Setting headers in Vite

Hystrelius December 30, 2022 Updated: April 01, 2023 [Features] #js #vue

This post covers how to turn your Mozilla Observatory scores from D- to A+ on your Vite website.

Mozilla Observatory measures the security of your website using a range of factors to determine how safe it is for your users to interact with. In an age of ever-increasing hacking exploits, it is becoming more important to create safer websites.

It recommends the creation of more headers to secure your website:

Content Security Policy
HSTS
X "options":
- X-Content
- X-Frame
- X-XSS

Out of these three options, X options are the easiest to implement (and least likely to break your site).

In your vite.config.js you can adjust your header settings:

// FILE: vite.config.js

import { defineConfig } from "vite";
import vue from "@vitejs/plugin-vue";

// https://vitejs.dev/config/
export default defineConfig({
  server: {
    headers: {
      "Strict-Transport-Security": "max-age=86400; includeSubDomains", // Adds HSTS options to your website, with a expiry time of 1 day
      "X-Content-Type-Options": "nosniff", // Protects from improper scripts runnings
      "X-Frame-Options": "DENY", // Stops your site being used as an iframe
      "X-XSS-Protection": "1; mode=block", // Gives XSS protection to legacy browsers
    },
  },
});

Make sure to test all header attributes as they can severely break websites if you are not careful.

CSP header

This header has personally caused me strife (I left it out of the base config).

As it restricts what files can load into your website.

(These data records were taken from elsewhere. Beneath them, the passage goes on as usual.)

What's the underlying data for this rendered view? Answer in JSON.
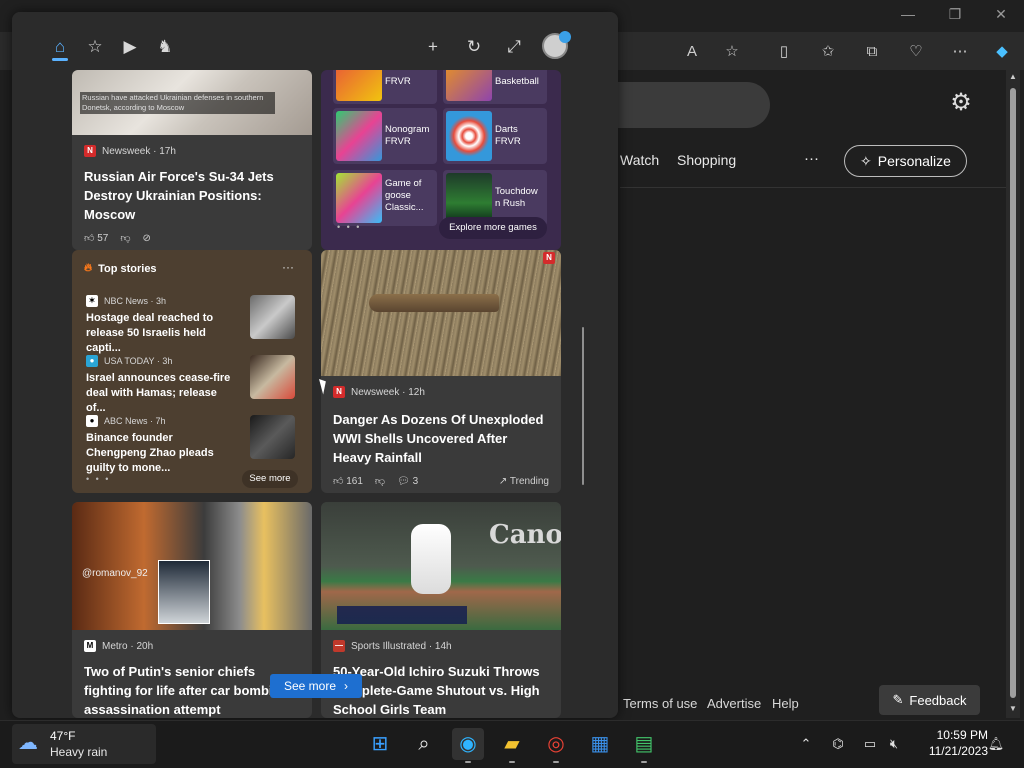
{
  "browser": {
    "window_controls": {
      "minimize": "—",
      "restore": "❐",
      "close": "✕"
    },
    "nav_links": [
      "Watch",
      "Shopping"
    ],
    "nav_more": "···",
    "personalize_label": "Personalize",
    "footer_links": [
      "Terms of use",
      "Advertise",
      "Help"
    ],
    "feedback_label": "Feedback"
  },
  "widgets": {
    "tabs": [
      "home-icon",
      "star-plus-icon",
      "play-icon",
      "chess-knight-icon"
    ],
    "actions": [
      "add-icon",
      "refresh-icon",
      "expand-icon"
    ],
    "cards": {
      "russia": {
        "image_caption": "Russian                 have attacked Ukrainian defenses in southern Donetsk, according to Moscow",
        "source": "Newsweek · 17h",
        "headline": "Russian Air Force's Su-34 Jets Destroy Ukrainian Positions: Moscow",
        "likes": "57"
      },
      "games": {
        "items": [
          {
            "name": "FRVR"
          },
          {
            "name": "Basketball"
          },
          {
            "name": "Nonogram FRVR"
          },
          {
            "name": "Darts FRVR"
          },
          {
            "name": "Game of goose Classic..."
          },
          {
            "name": "Touchdow n Rush"
          }
        ],
        "explore_label": "Explore more games",
        "dots": "• • •"
      },
      "top_stories": {
        "title": "Top stories",
        "more": "···",
        "items": [
          {
            "source": "NBC News · 3h",
            "title": "Hostage deal reached to release 50 Israelis held capti..."
          },
          {
            "source": "USA TODAY · 3h",
            "title": "Israel announces cease-fire deal with Hamas; release of..."
          },
          {
            "source": "ABC News · 7h",
            "title": "Binance founder Chengpeng Zhao pleads guilty to mone..."
          }
        ],
        "dots": "• • •",
        "see_more": "See more"
      },
      "danger": {
        "source": "Newsweek · 12h",
        "headline": "Danger As Dozens Of Unexploded WWI Shells Uncovered After Heavy Rainfall",
        "likes": "161",
        "comments": "3",
        "trending": "Trending"
      },
      "putin": {
        "image_tag": "@romanov_92",
        "source": "Metro · 20h",
        "headline": "Two of Putin's senior chiefs fighting for life after car bombing assassination attempt"
      },
      "ichiro": {
        "image_text": "Canon",
        "source": "Sports Illustrated · 14h",
        "headline": "50-Year-Old Ichiro Suzuki Throws Complete-Game Shutout vs. High School Girls Team"
      }
    },
    "see_more_button": "See more"
  },
  "taskbar": {
    "weather": {
      "temp": "47°F",
      "condition": "Heavy rain"
    },
    "clock": {
      "time": "10:59 PM",
      "date": "11/21/2023"
    }
  },
  "colors": {
    "accent": "#5bb2ff",
    "see_more_blue": "#1e6fd0",
    "panel_bg": "#2b2b2b",
    "games_card_bg": "#3b2a4d",
    "top_stories_bg": "#4d3f30"
  }
}
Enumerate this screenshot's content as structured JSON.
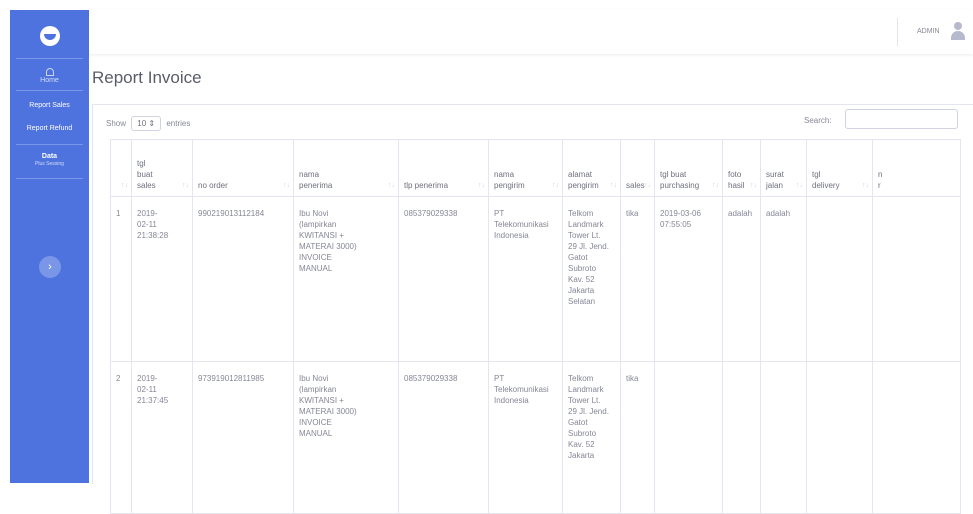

If you want to add it I recommend reading through the documentation.

        // --snip--
        headers: {
            'Content-Security-Policy': 'upgrade-insecure-requests',
            // --snip--
        }

This policy should not break anything on your website, but using policies like default-src 'self' can easily break your website. So, just test what works.

Hashes

Some CSP policies (script-src and style-src) prevent the inline loading of resources, which a vue file does natively. So you can define specific hashes that are allowed for the CSP to pass.

        // --snip--
        headers: {
            'Content-Security-Policy': 'script-src 'self' 'sha256-ljgfRyA+rQLdERYr90sJ9dRLkTYUnUIAHmR1dX6cvmQ='',
            // --snip--
        }

Generating Hashes

To generate said hashes, you can use openssl, you can either:

Ingest the file: openssl dgst -sha256 -binary example.js | openssl base64 -A
Ingest text: echo -n "Example text" | openssl dgst -sha256 -binary | openssl base64 -A

These hashes are then put into the CSP like above, if this produces errors. I recommend using Chrome, it tells you the hash you need to put in your CSP in the error console.